If you squint closely, you might see me

I do enjoy all of the great activities the city offers when the sun is shining and everyone is out of hibernation mode.  Today’s post is a little delayed but better late than never!

While New York is often known for its skyscrapers as well as their 9/11 tower that took away the Sears Tower’s status as the tallest building in America, skyscrapers were invented in Chicago all the way back in 1884/1885.  Between then and now, we have gotten enough practice constructing these towering behemoths to include elements of work and play.  Enter Cindy’s, a.k.a. the jewel of the Chicago Athletic Association Hotel.

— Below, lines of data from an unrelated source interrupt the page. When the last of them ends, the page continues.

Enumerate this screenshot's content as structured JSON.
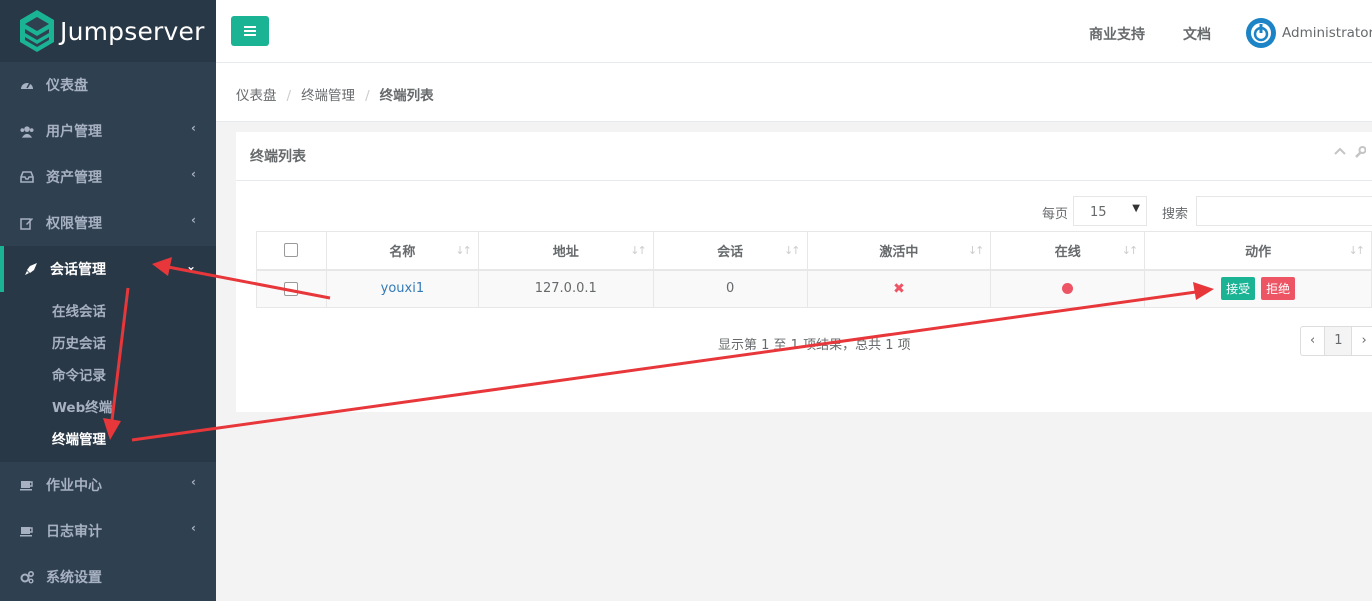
{
  "brand": {
    "name": "Jumpserver"
  },
  "topbar": {
    "support": "商业支持",
    "docs": "文档",
    "user": "Administrator"
  },
  "sidebar": {
    "items": [
      {
        "label": "仪表盘",
        "icon": "dashboard-icon"
      },
      {
        "label": "用户管理",
        "icon": "users-icon"
      },
      {
        "label": "资产管理",
        "icon": "inbox-icon"
      },
      {
        "label": "权限管理",
        "icon": "edit-icon"
      },
      {
        "label": "会话管理",
        "icon": "rocket-icon"
      },
      {
        "label": "作业中心",
        "icon": "coffee-icon"
      },
      {
        "label": "日志审计",
        "icon": "coffee-icon"
      },
      {
        "label": "系统设置",
        "icon": "gears-icon"
      }
    ],
    "submenu": [
      "在线会话",
      "历史会话",
      "命令记录",
      "Web终端",
      "终端管理"
    ]
  },
  "breadcrumb": {
    "home": "仪表盘",
    "section": "终端管理",
    "current": "终端列表"
  },
  "panel": {
    "title": "终端列表"
  },
  "controls": {
    "perpage_label": "每页",
    "perpage_value": "15",
    "search_label": "搜索"
  },
  "table": {
    "headers": [
      "名称",
      "地址",
      "会话",
      "激活中",
      "在线",
      "动作"
    ],
    "rows": [
      {
        "name": "youxi1",
        "address": "127.0.0.1",
        "sessions": "0",
        "active": "✖",
        "accept": "接受",
        "reject": "拒绝"
      }
    ]
  },
  "footer": {
    "info": "显示第 1 至 1 项结果，总共 1 项",
    "prev": "‹",
    "page": "1",
    "next": "›"
  },
  "colors": {
    "accent": "#1ab394",
    "danger": "#ed5565",
    "sidebar": "#2f4050",
    "annotation": "#e8373a"
  }
}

PC: Chicago Architecture Association

This establishment did not exist back in 1893 when some of the biggest names in Chicago and world industry such as Marshall Field, Cyrus McCormack, and William Wrigley (the very same as the gum company) came together to create the Chicago Athletic Association.  Mr. Wrigley even went on to adopt the association’s logo to be the symbol for a certain Northside baseball team that just broke a 108 year World Series curse.

Not too subtle, eh? PC: LoopChicagoBlog

It became a hub for the richest socialites to get their sweat on as well as some of the biggest athletes from the turn of the early 20th century such as Johnny Weissmuller who went gold five times in Olympic swimming and also was Tarzan.  It was a male-only club up until 1975, but by then it was a slowly decaying institution that eventually closed in 2007.  Thankfully, a hotel consortium reopened the doors to the new Chicago Athletic Association Hotel where they restored the edifice to its former glory and then some to create a feast for the eyes.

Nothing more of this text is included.